Oh, lol, good call on the rewritten equation, I can’t believe I missed that.

As for obstacles, there will be some “present” so to speak in that there will simply be tiles that wont be walkable. Would A* still be viable for that?

If there are just a few obstacles here and there, you may be able to get away with a local pathfinding method (e.g. obstacle avoidance or wall-following), but for anything more involved than that, A* is probably what you want.
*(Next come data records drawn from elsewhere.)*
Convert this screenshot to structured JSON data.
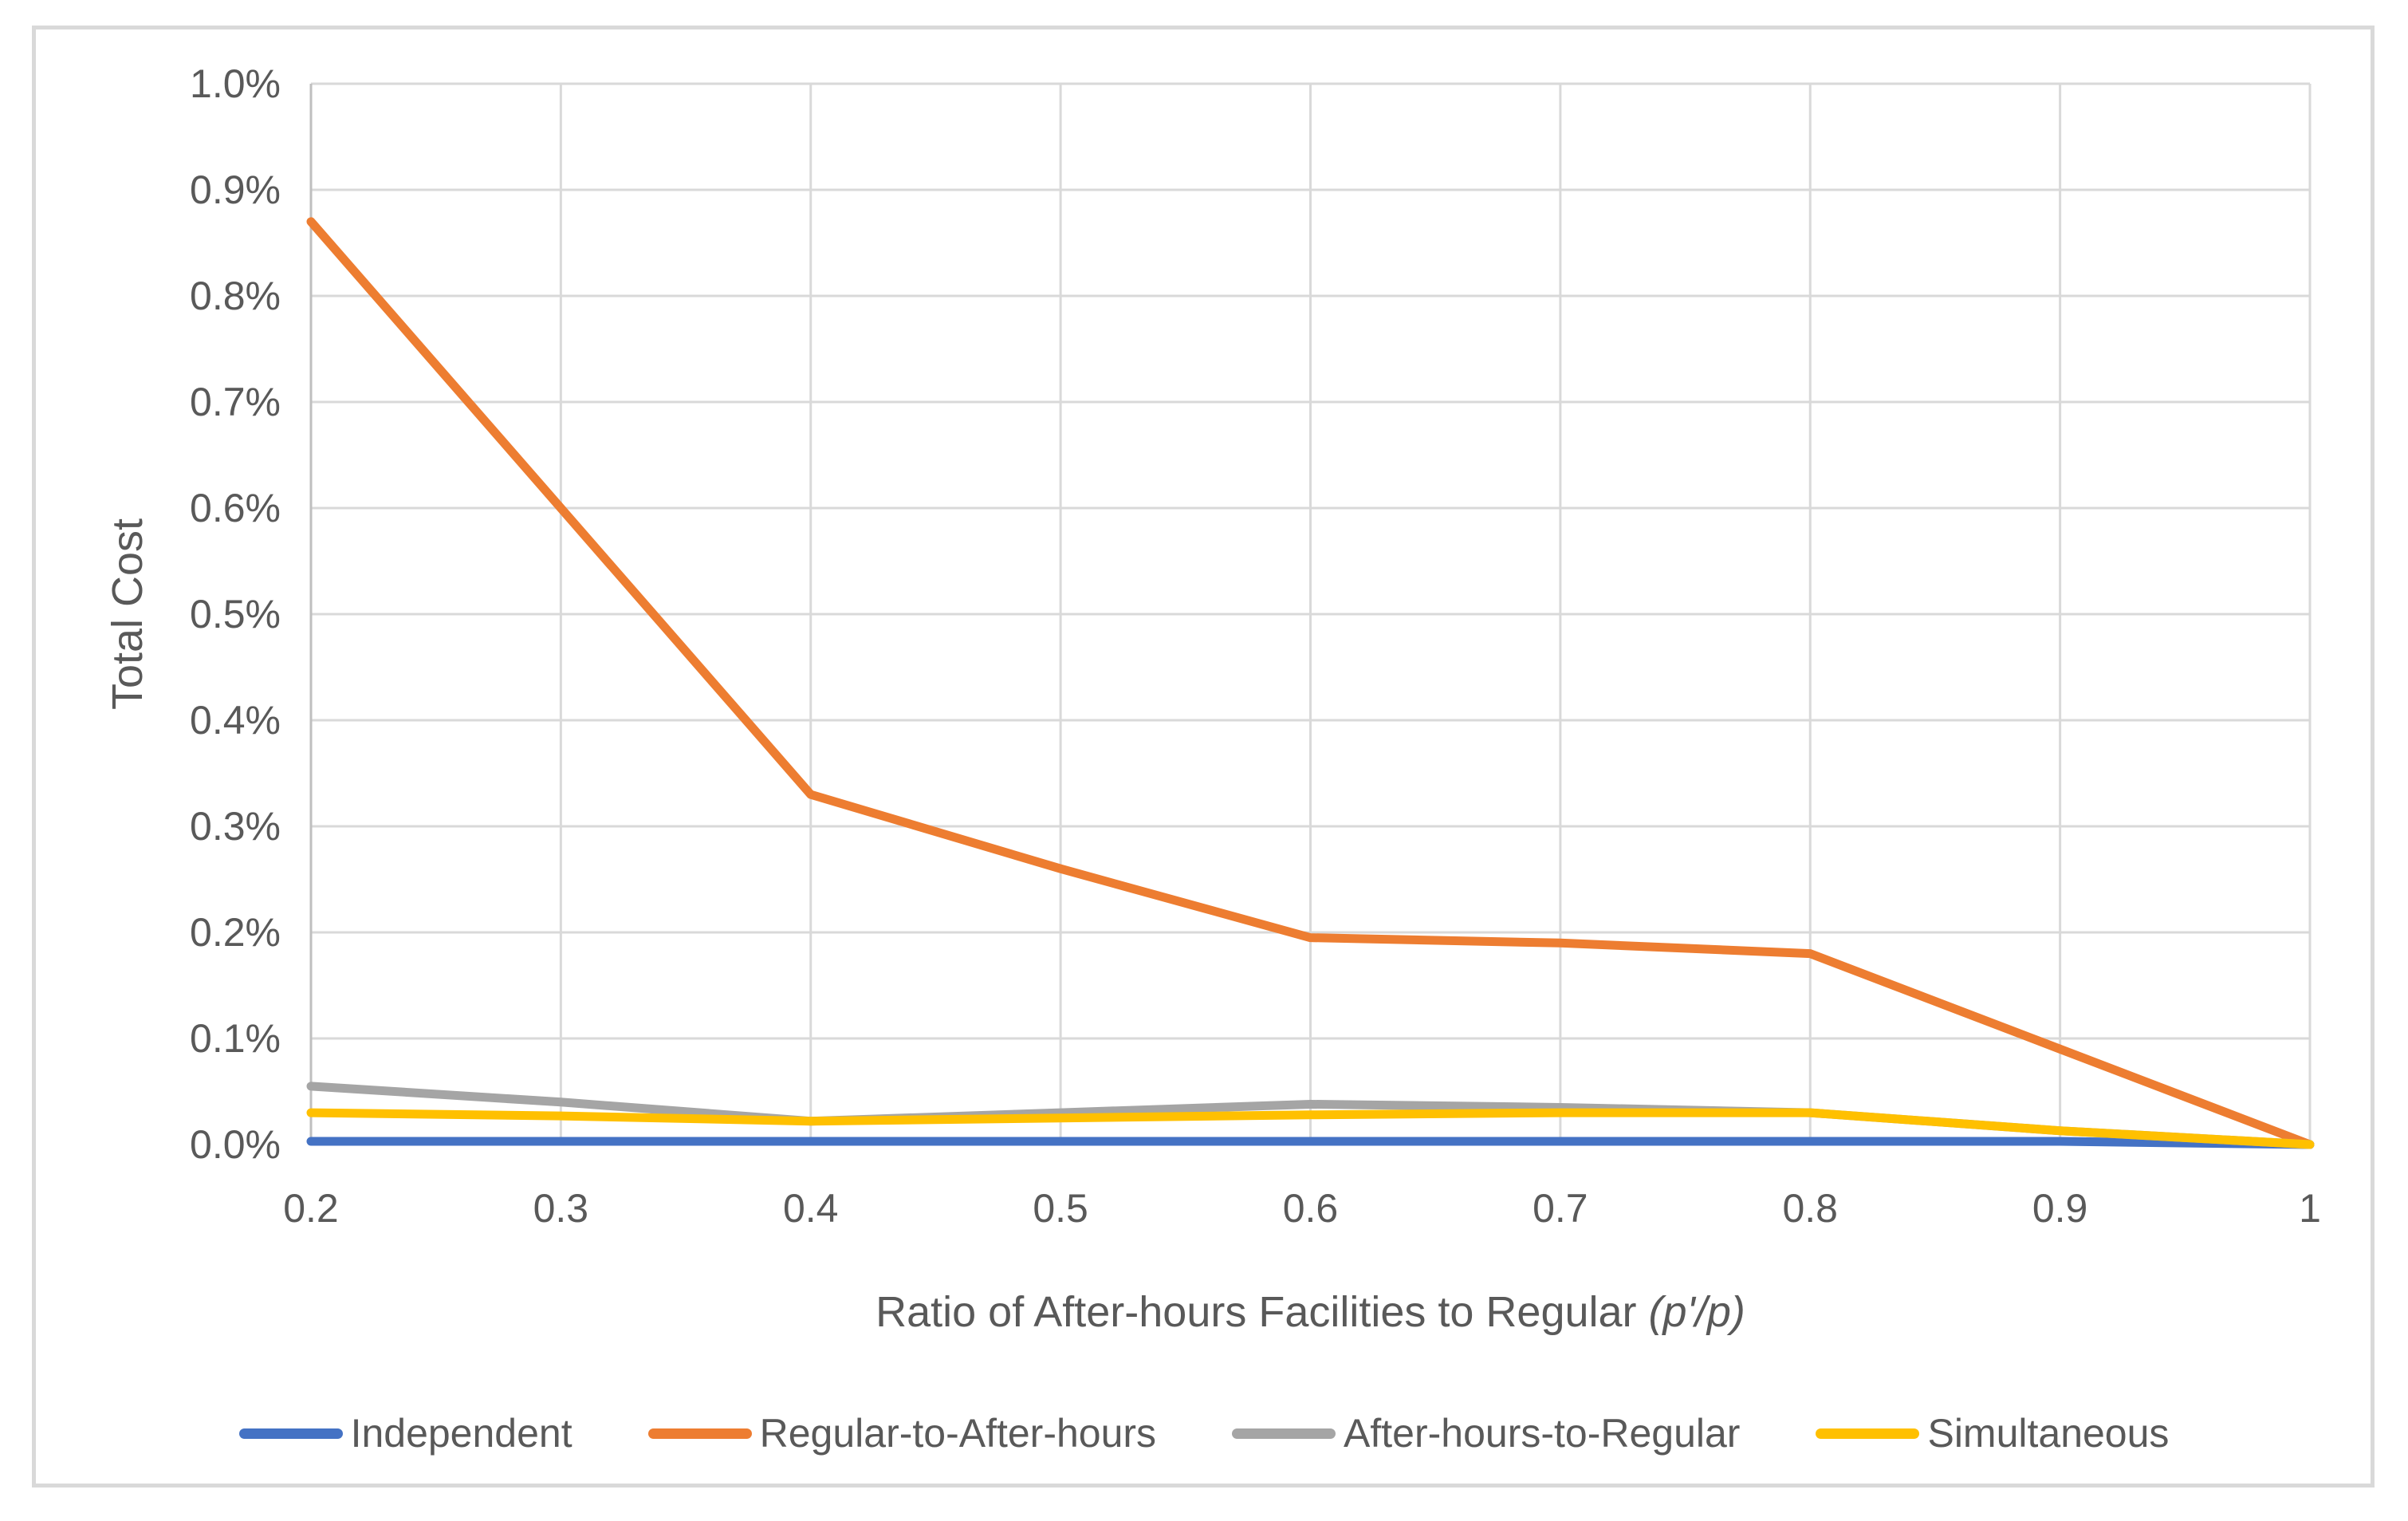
{
  "page": {
    "background_color": "#ffffff",
    "border_color": "#d9d9d9",
    "text_color": "#595959",
    "gridline_color": "#d9d9d9",
    "axis_line_color": "#bfbfbf"
  },
  "chart_data": {
    "type": "line",
    "title": "",
    "xlabel_text": "Ratio of After-hours Facilities to Regular ",
    "xlabel_math": "(p'/p)",
    "ylabel": "Total Cost",
    "x": [
      0.2,
      0.3,
      0.4,
      0.5,
      0.6,
      0.7,
      0.8,
      0.9,
      1.0
    ],
    "x_tick_labels": [
      "0.2",
      "0.3",
      "0.4",
      "0.5",
      "0.6",
      "0.7",
      "0.8",
      "0.9",
      "1"
    ],
    "y_tick_labels": [
      "0.0%",
      "0.1%",
      "0.2%",
      "0.3%",
      "0.4%",
      "0.5%",
      "0.6%",
      "0.7%",
      "0.8%",
      "0.9%",
      "1.0%"
    ],
    "xlim": [
      0.2,
      1.0
    ],
    "ylim_percent": [
      0.0,
      1.0
    ],
    "grid": true,
    "legend_position": "bottom",
    "series": [
      {
        "name": "Independent",
        "color": "#4472C4",
        "values_percent": [
          0.003,
          0.003,
          0.003,
          0.003,
          0.003,
          0.003,
          0.003,
          0.003,
          0.0
        ]
      },
      {
        "name": "Regular-to-After-hours",
        "color": "#ED7D31",
        "values_percent": [
          0.87,
          0.6,
          0.33,
          0.26,
          0.195,
          0.19,
          0.18,
          0.09,
          0.0
        ]
      },
      {
        "name": "After-hours-to-Regular",
        "color": "#A5A5A5",
        "values_percent": [
          0.055,
          0.04,
          0.022,
          0.03,
          0.038,
          0.035,
          0.03,
          0.013,
          0.0
        ]
      },
      {
        "name": "Simultaneous",
        "color": "#FFC000",
        "values_percent": [
          0.03,
          0.027,
          0.022,
          0.025,
          0.028,
          0.03,
          0.03,
          0.013,
          0.0
        ]
      }
    ]
  }
}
if there were no obstacles, you can just walk directly to your desired location, no need for path finding

the way I would try to do it is with a recursive function. You try to walk on the tile that is along the direction of your destination first. If you are going to tile 4,4 from 0,0, you try to walk to 0,1 and 1,0 first (then 0,-1 and -1,0). If you can walk on the tile (because it is not an obstacle and because you haven’t visited it yet), you call the same function with your new position. You mark the tile as visited. If you are ever in a position that you cannot make a move, you backtrack by calling the same function with your previous position…

That was kind of covered earlier in the thread (the OP was looking for grid-based movement with a specific logic, rather than just general straight-line movement).

That sounds more or less like Dijkstra (or something similar). Anyway, this type of pathfinding is basically a solved problem, so there’s no particular need to develop an algorithm from scratch. A* is really pretty optimal for this sort of thing, and is a good go-to solution as far as grid-based pathfinding is concerned (or any type of pathfinding really, since A* is just a graph search algorithm, but with a grid-based system the implementation can often be made a little more straightforward).

hmm, yes. That’s why the ‘if’. The order in which you move 8 squares forward and 4 right doesn’t require path finding.

well, where’s the fun in that

Anyway, I looked at what A* is and it is probably the best way to go, indeed.